Video, immagini, messaggi vengono veicolati esclusivamente tramite i social, «perché il servizio pubblico deve raggiungerlo lì dov’è, il pubblico»; e per i nativi digitali «il primo modo per informarsi non è la tivù o la radio». Essere sui social, d’altronde, non vuol dire farsene cannibalizzare: «Sappiamo cosa gira meglio, come e quando pubblicare. Sappiamo anche dove andare: oggi Facebook è sempre più anziano, le nuove generazioni stanno soprattutto su Instagram», ma attenzione: «Non dobbiamo essere schiavi dell’algoritmo», dei cuoricini e dei like. «È importante avere il coraggio di presentare storie nelle quali si crede, cose serie». Tanto che la redazione è avvertita e attenta: «Niente toni lacrimevoli, niente esagerazioni o patetismi». Una linea che si è rivelata vincente anche dal punto di vista dei numeri: oggi la pagina Instagram di Spam – rivolto a un pubblico fra i 18 e i 27 anni di età e attivo dal 2017 – conta oltre 7’500 iscritti, quella Facebook oltre 12mila. Flex, nato solo quest’anno per i ragazzi dai 13 ai 17 anni, ha già più di 1’800 follower su Instagram. 

Il mitico ’Gino‘
A febbraio è nato anche wetube, uno spazio gratuito aperto ai creativi digitali – videoblogger, cantanti, attori, gente di spirito insomma – che possono sfruttare uno studio multimediale completo e di facile utilizzo. «Abbiamo già oltre 162 iscritti che lo utilizzano settimanalmente per autoprodursi». L’idea che muove tutti questi progetti «è quella di diventare un punto di riferimento aperto – uno spazio reale, non virtuale – dove potersi esprimere e farsi sentire».

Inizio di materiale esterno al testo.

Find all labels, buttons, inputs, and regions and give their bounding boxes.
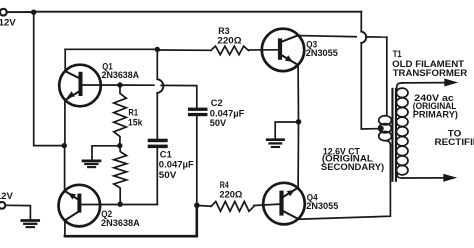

Anche perché, nota Pablo, «forse oggi il conflitto generazionale passa meno dalla famiglia e più dagli spazi pubblici, che gli adulti tendono a monopolizzare». Se invece si abbattono gli steccati, quelli che si scoprono «sono ragazzi impegnati, curiosi, responsabili. O almeno, quelli che entrano in contatto con noi sono così. Lo si è visto ad esempio ultimamente, con gli scioperi per il clima». Si tratta di generazioni che «in realtà usano spesso internet e i social in modo più consapevole e misurato di tanti adulti». Interagire con loro vuol dire rinunciare alle torri d’avorio, «significa non staccare mai, essere sempre in contatto, sempre raggiungibili, in modo rapido, informale». Che si tratti di una chat su WhatsApp o di una chiacchierata davanti a un caffè.
D’altronde, è ad analoghi gesti di apertura e disponibilità che Pablo deve il suo posto in RSI: «Ho iniziato quando ancora andavo all’università. Ho mandato un’e-mail al mitico critico cinematografico Gino Buscaglia, che mi ha subito chiesto di fargli qualche proposta». È cominciato tutto così: le recensioni, la radio, i social. Dopo oltre dieci anni di carriera, insieme ai suoi colleghi Pablo apre la Rsi ai nativi digitali: perché «la nostra non è solo radio e televisione. È un mondo».

IL PERSONAGGIO
Classe 1981, Pablo Creti è giornalista alla RSI. Dopo una lunga esperienza a Rete Tre, ora è responsabile di Spam e Flex, i progetti di informazione e intrattenimento dedicati ai nativi digitali e accessibili attraverso i social. Pablo è laureato in Cinema a Milano e in Comunicazione a Lugano. Vive a Massagno con la compagna Anne-Sophie, il cane Penny, i due gatti Bart e Missie. Ama i tatuaggi e i videogiochi «di una volta, quelli ai quali ancora si giocava da soli».